- Developer: Pixowl
- Publisher: Pixowl
- Platforms: iOS, Android, Windows;
- Release: May 15, 2012
- Genre: Sandbox game
- Mode: Single-player

= The Sandbox (2012 video game) =

2012 video game

The Sandbox is a 2D sandbox game for mobile phones (iOS and Android) and Microsoft Windows, developed by the game studio Pixowl and released on May 15, 2012. It was released for PC on Steam on June 19, 2015.

A sequel, The Sandbox Evolution, was later released on the same platforms.

The brand was acquired by Animoca Brands in 2018, and its name was used for a blockchain-based 3D open world game of the same name that launched on November 29, 2021.

==Gameplay==
The player takes the role of "Deity apprentice" and sets about crafting their own universe through the exploration of resources such as water, soil, lightning, lava, sand and glass.

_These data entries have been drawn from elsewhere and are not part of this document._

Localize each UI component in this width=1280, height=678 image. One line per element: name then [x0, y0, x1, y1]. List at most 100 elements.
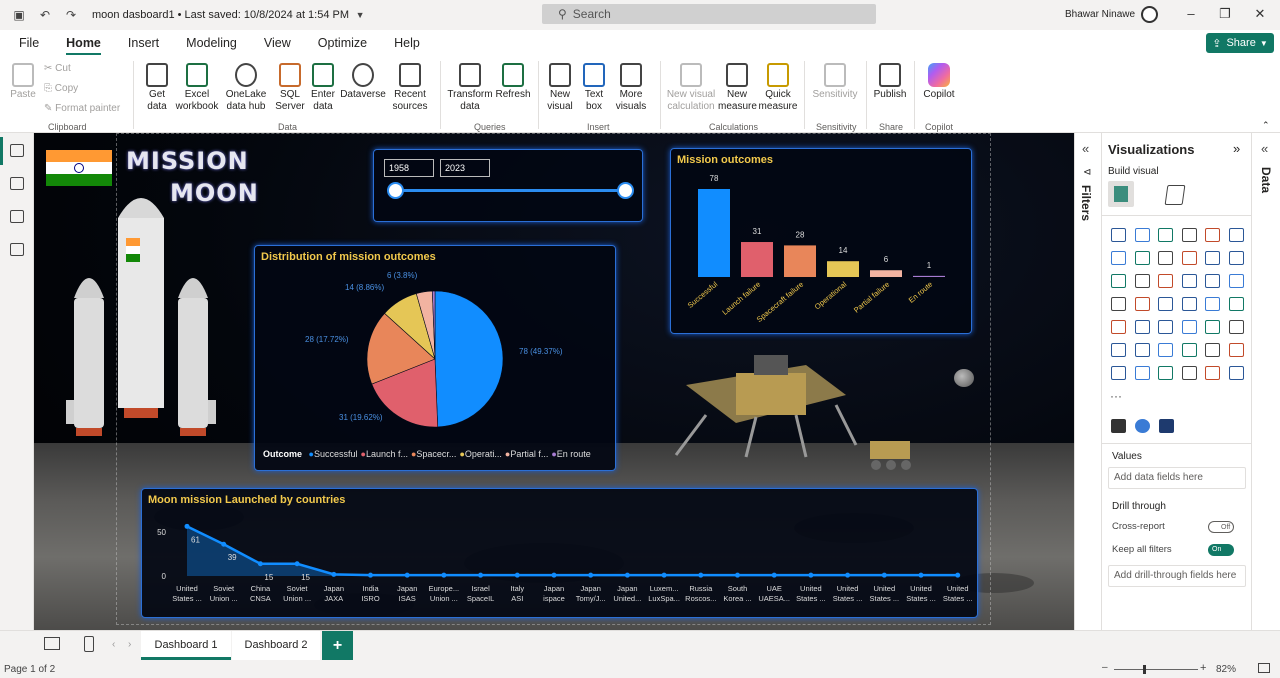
sql-server-button[interactable]: SQL Server	[274, 63, 306, 113]
matrix-icon[interactable]	[1205, 320, 1220, 334]
metrics-icon[interactable]	[1228, 343, 1244, 357]
narrative-icon[interactable]	[1205, 343, 1220, 357]
copilot-button[interactable]: Copilot	[920, 63, 958, 101]
enter-data-button[interactable]: Enter data	[308, 63, 338, 113]
fit-to-page-icon[interactable]	[1258, 663, 1270, 673]
pie-chart-icon[interactable]	[1205, 274, 1220, 288]
get-data-button[interactable]: Get data	[140, 63, 174, 113]
avatar[interactable]	[1141, 6, 1158, 23]
dataverse-button[interactable]: Dataverse	[340, 63, 386, 101]
line-column-chart-icon[interactable]	[1205, 251, 1220, 265]
qna-icon[interactable]	[1181, 343, 1197, 357]
prev-page-icon[interactable]: ‹	[112, 639, 115, 650]
expand-right-icon[interactable]: »	[1233, 141, 1240, 156]
tab-dashboard-2[interactable]: Dashboard 2	[232, 631, 320, 660]
map-icon[interactable]	[1134, 297, 1150, 311]
dax-query-view-icon[interactable]	[10, 243, 24, 256]
goals-icon[interactable]	[1205, 366, 1220, 380]
100-bar-chart-icon[interactable]	[1205, 228, 1220, 242]
clustered-bar-chart-icon[interactable]	[1158, 228, 1173, 242]
paginated-report-icon[interactable]	[1111, 366, 1126, 380]
model-view-icon[interactable]	[10, 210, 24, 223]
format-painter-button[interactable]: ✎ Format painter	[44, 103, 120, 115]
new-visual-button[interactable]: New visual	[544, 63, 576, 113]
stacked-column-chart-icon[interactable]	[1134, 228, 1150, 242]
new-visual-calculation-button[interactable]: New visual calculation	[664, 63, 718, 113]
add-page-button[interactable]: +	[322, 631, 353, 660]
close-icon[interactable]: ✕	[1253, 7, 1267, 21]
tab-dashboard-1[interactable]: Dashboard 1	[141, 631, 231, 660]
undo-icon[interactable]: ↶	[38, 8, 52, 22]
custom-visual-icon[interactable]	[1135, 419, 1150, 433]
menu-file[interactable]: File	[19, 32, 39, 54]
table-view-icon[interactable]	[10, 177, 24, 190]
custom-visual-icon[interactable]	[1159, 419, 1174, 433]
build-visual-tab[interactable]	[1108, 181, 1134, 207]
treemap-icon[interactable]	[1111, 297, 1126, 311]
cross-report-toggle[interactable]: Off	[1208, 521, 1234, 533]
copy-button[interactable]: ⎘ Copy	[44, 83, 78, 95]
transform-data-button[interactable]: Transform data	[446, 63, 494, 113]
menu-optimize[interactable]: Optimize	[318, 32, 367, 54]
stacked-area-chart-icon[interactable]	[1158, 251, 1173, 265]
publish-button[interactable]: Publish	[872, 63, 908, 101]
line-chart-icon[interactable]	[1111, 251, 1126, 265]
ribbon-chart-icon[interactable]	[1111, 274, 1126, 288]
paste-button[interactable]: Paste	[8, 63, 38, 101]
key-influencers-icon[interactable]	[1134, 343, 1150, 357]
python-visual-icon[interactable]	[1111, 343, 1126, 357]
document-title[interactable]: moon dasboard1 • Last saved: 10/8/2024 a…	[92, 9, 349, 21]
zoom-in-icon[interactable]: +	[1200, 662, 1206, 674]
redo-icon[interactable]: ↷	[64, 8, 78, 22]
quick-measure-button[interactable]: Quick measure	[758, 63, 798, 113]
collapse-left-icon[interactable]: «	[1261, 141, 1268, 156]
r-visual-icon[interactable]	[1228, 320, 1244, 334]
power-apps-icon[interactable]	[1134, 366, 1150, 380]
search-input[interactable]: ⚲ Search	[542, 4, 876, 24]
slicer-icon[interactable]	[1158, 320, 1173, 334]
stacked-bar-chart-icon[interactable]	[1111, 228, 1126, 242]
menu-help[interactable]: Help	[394, 32, 420, 54]
menu-home[interactable]: Home	[66, 32, 101, 56]
format-visual-icon[interactable]	[1164, 185, 1186, 205]
100-column-chart-icon[interactable]	[1228, 228, 1244, 242]
refresh-button[interactable]: Refresh	[494, 63, 532, 101]
chevron-down-icon[interactable]: ▼	[353, 8, 367, 22]
smart-narrative-icon[interactable]	[1228, 366, 1244, 380]
maximize-icon[interactable]: ❐	[1218, 7, 1232, 21]
cut-button[interactable]: ✂ Cut	[44, 63, 71, 75]
menu-view[interactable]: View	[264, 32, 291, 54]
mobile-layout-icon[interactable]	[84, 636, 94, 652]
recent-sources-button[interactable]: Recent sources	[388, 63, 432, 113]
share-button[interactable]: ⇪ Share ▼	[1206, 33, 1274, 53]
clustered-column-chart-icon[interactable]	[1181, 228, 1197, 242]
donut-chart-icon[interactable]	[1228, 274, 1244, 288]
menu-insert[interactable]: Insert	[128, 32, 159, 54]
gauge-icon[interactable]	[1205, 297, 1220, 311]
excel-button[interactable]: Excel workbook	[174, 63, 220, 113]
minimize-icon[interactable]: –	[1184, 7, 1198, 21]
onelake-button[interactable]: OneLake data hub	[220, 63, 272, 113]
zoom-slider[interactable]	[1114, 669, 1198, 670]
card-icon[interactable]	[1228, 297, 1244, 311]
table-icon[interactable]	[1181, 320, 1197, 334]
zoom-slider-handle[interactable]	[1143, 665, 1146, 674]
more-visuals-button[interactable]: More visuals	[610, 63, 652, 113]
power-automate-icon[interactable]	[1158, 366, 1173, 380]
collapse-left-icon[interactable]: «	[1082, 141, 1089, 156]
report-view-icon[interactable]	[10, 144, 24, 157]
drill-through-field-well[interactable]: Add drill-through fields here	[1108, 565, 1246, 587]
waterfall-chart-icon[interactable]	[1134, 274, 1150, 288]
report-canvas[interactable]: MISSION MOON 1958 2023 Distribution of m…	[34, 133, 1074, 630]
scatter-chart-icon[interactable]	[1181, 274, 1197, 288]
zoom-out-icon[interactable]: –	[1102, 662, 1108, 673]
azure-map-icon[interactable]	[1181, 297, 1197, 311]
line-clustered-chart-icon[interactable]	[1228, 251, 1244, 265]
keep-filters-toggle[interactable]: On	[1208, 544, 1234, 556]
save-icon[interactable]: ▣	[12, 8, 26, 22]
desktop-layout-icon[interactable]	[44, 637, 60, 650]
area-chart-icon[interactable]	[1134, 251, 1150, 265]
100-area-chart-icon[interactable]	[1181, 251, 1197, 265]
data-pane-collapsed[interactable]: « Data	[1251, 133, 1280, 630]
next-page-icon[interactable]: ›	[128, 639, 131, 650]
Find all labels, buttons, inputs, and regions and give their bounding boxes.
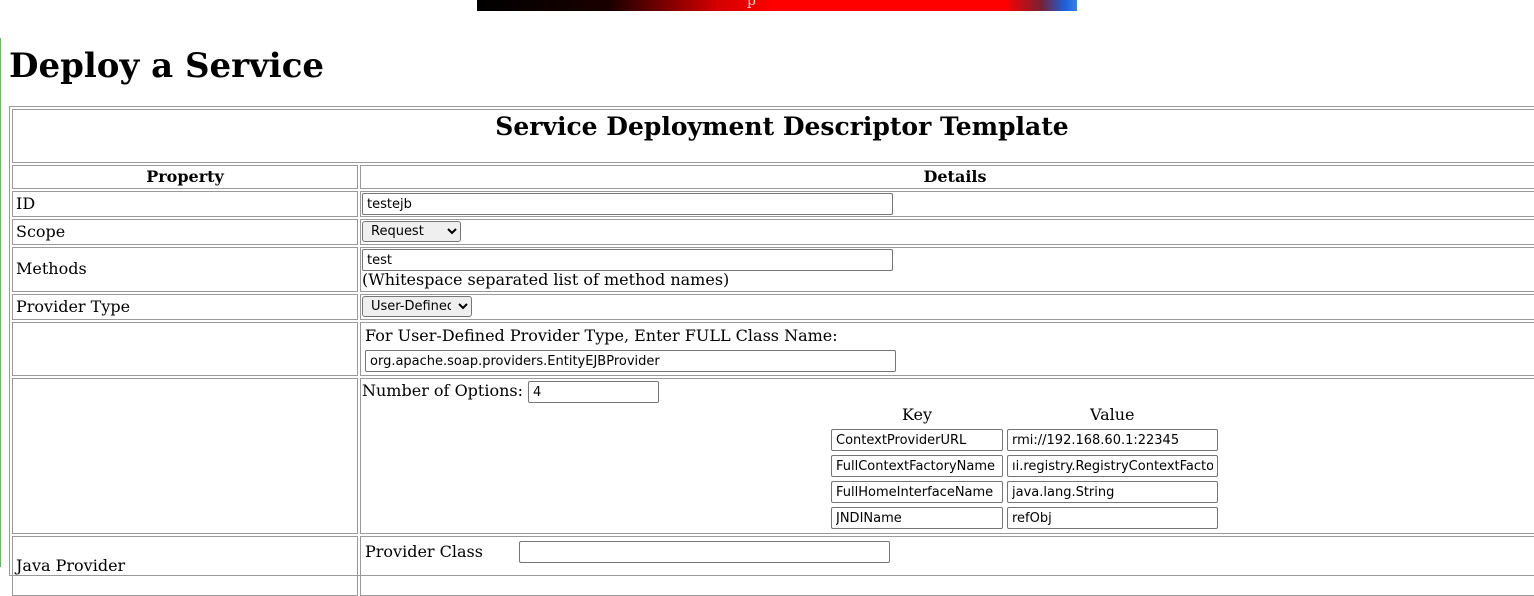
id-input[interactable] bbox=[362, 193, 893, 215]
methods-label-cell: Methods bbox=[12, 247, 358, 292]
options-key-header: Key bbox=[902, 405, 933, 424]
methods-hint: (Whitespace separated list of method nam… bbox=[362, 270, 730, 289]
scope-select[interactable]: Request bbox=[362, 221, 461, 242]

The user is given a single 2D screen as their canvas, and applies these resources as pixels. Once added to the screen, these resources interact in various ways, such as water mixing with sand to create mud, and lava burning other objects.

The game also includes more complex elements such as humans, wildlife, and mechanical contraptions. The player is given challenges like making a battery or building an electrical circuit. Players can save worlds they have created and also upload them to a public gallery.

The game is free to play, with microtransactions required to unlock additional building elements.

==Reception==
The 2015 edition of the game has a Metacritic score of 85% based on 7 critic reviews.